Now before I dive into my analogy I want to reset expectations a bit, especially if you’ve ever felt like your website was more work than you bargained for, that it should somehow be easier or that you just don’t want to mess with it. Keep in mind, your car will get you from point A to B but it costs you money to do so. However, unlike your car, your website can be a source of revenue, not just a necessary cost center. Think of it that way and you might not mind taking care of it so much.
So think about your website like this… your website, like your car, requires maintenance, some of which you can do, some of which you have to pay a specialist to do for you. But if you take care of it it will perform well for you for a very long time.
We all know when we buy a car that we have to put gas in it, change the oil, add air to the tires, get new breaks and tires from time to time, replace the air filter, and oddly enough, upgrade the software.
Content = Gas
You don’t have to blog or add fresh content to your site, but without it your site will go about as far as your car if you don’t add gas. It might still look pretty, and people will see it if they happen to drive by, but it isn’t going to get you where you want to go. So give it some gas, keep your content fresh and up to date.
Perform Regular Maintenance
Like your breaks, fluids and numerous other components, your site has to get upgraded from time to time. In the WordPress world, it’s painfully easy to upgrade the core software and plugins (virtually just the push of a button). In some others it may be as easy or somewhat more complicated but whether you do it yourself or pay someone to do it, maintenance is a necessary part of being a responsible site owner. You wouldn’t fail to change the tires on your car so don’t neglect your website when it needs and upgrade. BTW… not keeping things up to date is one of the biggest causes of getting hacked.
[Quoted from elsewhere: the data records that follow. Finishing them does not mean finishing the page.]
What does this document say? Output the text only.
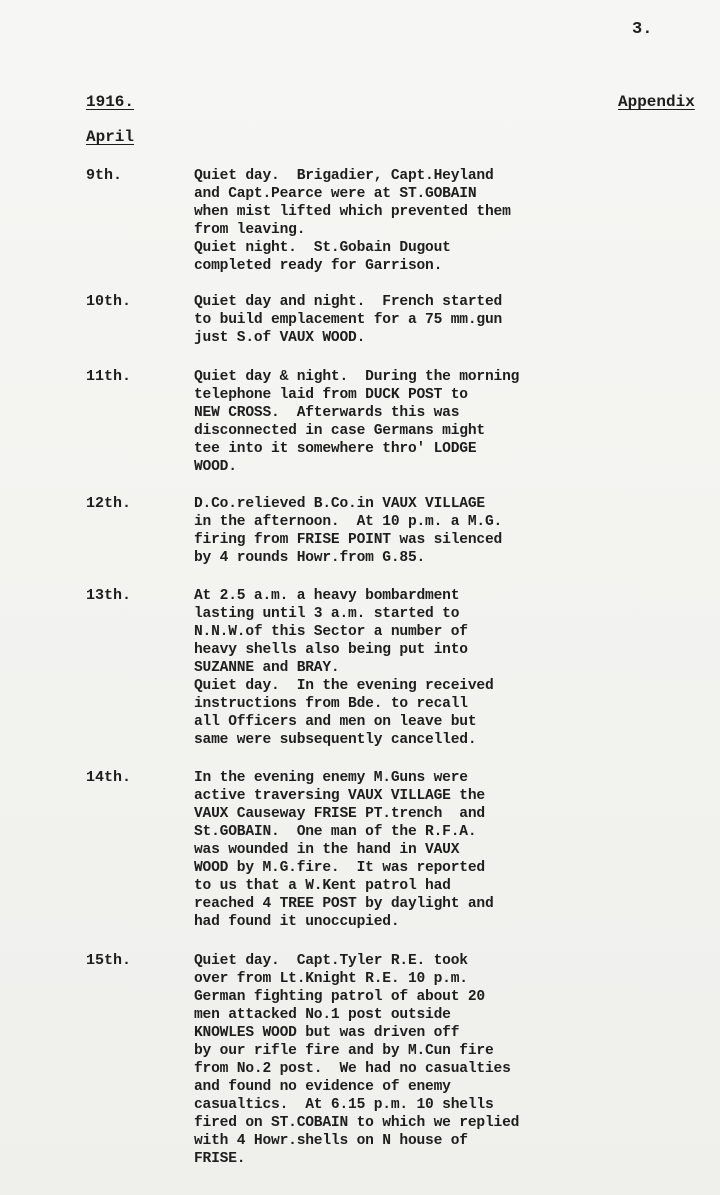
3.
1916.	Appendix
April
9th.	Quiet day.  Brigadier, Capt.Heyland
and Capt.Pearce were at ST.GOBAIN
when mist lifted which prevented them
from leaving.
Quiet night.  St.Gobain Dugout
completed ready for Garrison.
10th.	Quiet day and night.  French started
to build emplacement for a 75 mm.gun
just S.of VAUX WOOD.
11th.	Quiet day & night.  During the morning
telephone laid from DUCK POST to
NEW CROSS.  Afterwards this was
disconnected in case Germans might
tee into it somewhere thro' LODGE
WOOD.
12th.	D.Co.relieved B.Co.in VAUX VILLAGE
in the afternoon.  At 10 p.m. a M.G.
firing from FRISE POINT was silenced
by 4 rounds Howr.from G.85.
13th.	At 2.5 a.m. a heavy bombardment
lasting until 3 a.m. started to
N.N.W.of this Sector a number of
heavy shells also being put into
SUZANNE and BRAY.
Quiet day.  In the evening received
instructions from Bde. to recall
all Officers and men on leave but
same were subsequently cancelled.
14th.	In the evening enemy M.Guns were
active traversing VAUX VILLAGE the
VAUX Causeway FRISE PT.trench  and
St.GOBAIN.  One man of the R.F.A.
was wounded in the hand in VAUX
WOOD by M.G.fire.  It was reported
to us that a W.Kent patrol had
reached 4 TREE POST by daylight and
had found it unoccupied.
15th.	Quiet day.  Capt.Tyler R.E. took
over from Lt.Knight R.E. 10 p.m.
German fighting patrol of about 20
men attacked No.1 post outside
KNOWLES WOOD but was driven off
by our rifle fire and by M.Cun fire
from No.2 post.  We had no casualties
and found no evidence of enemy
casualtics.  At 6.15 p.m. 10 shells
fired on ST.COBAIN to which we replied
with 4 Howr.shells on N house of
FRISE.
Not All Cars/Sites Are Created Equal
Like a car, you have to pick a site platform that is right for you. Put the face/color on it you want and keep it shiny. The occasional face-lift or polishing will keep your site looking new for a long time. As for what’s under the hood, talk to an expert and figure out what platform is right for you based on your Business Requirements, timelines, budget, … do not base it on what the used car salesman, um..er… consultant happens to know (have in stock, if you will). I focus on enterprise CMS’s and WordPress. I don’t know Drupal well but I did recommend it to someone recently based on their needs as a better fit than WordPress (to all of my friends in the WP community, it can happen!)
Speaking of Requirements, here are a few things to keep in mind
If you have an Accord budget, don’t expect a Ferrari, but don’t spend Ferrari prices if you need an Accord. Sites can get complex, take planning to be well executed and that is just the beginning. Just because the software may be free doesn’t mean getting your site built will be cheap. That said, there are also lot’s of shops that have packaged offerings to fit most budgets and get you going. But if you want a completely custom look and feel, custom functionality, e-commerce functionality, … expect to pay for it. And the more complex, the more maintenance you’ll have down the road.
Finally, know what you are responsible for. This is the one that often killed me as a consultant, and while it’s a some what understandable perspective, it’s dead wrong; it’s the question of who owns the project. You should expect your consultant to walk you through it and take good care of you in the process and even play project manager, but ultimately this is your site, your business and YOUR project. Here are a few things you can and should be doing:
1) Own the requirements, the business ones, not the technical ones (usually). Do your research and take some time to plan what you really need and want the site to do. Start with the laundry list and scale it down from there. If you need a business consultant to help then so be it, hire one (contact me if you want). There are technical business people out there but in my experience most fall into business or technical.
2) You Own the Content. This is a big one, I realize that many people think of their site and the content on that site as one and the same but they are far from it. While your website is being built you have work to do too… developing your content. Make no mistake about this one, that content is an important part of your business, especially from a marketing standpoint so you better own it.
3) Stop changing your mind. Your consultant’s time is not to be spent “experimenting.” I’ve had a lot of client’s want to do that and I understand that they aren’t always 100% of what they want or how something will look (that’s what comps are for early on). But where it get’s sticky is when you want to keep trying things to figure that out but don’t want to pay for your consultant doing 2x – 3x as much work. It’ll never be perfect, get it out there and then start making changes in batches.
Take care of your website like you would your car, a car that can actually make you money, by understanding that performing regular maintenance and being a responsible owner is a part of the deal and you’ll build it into your routine.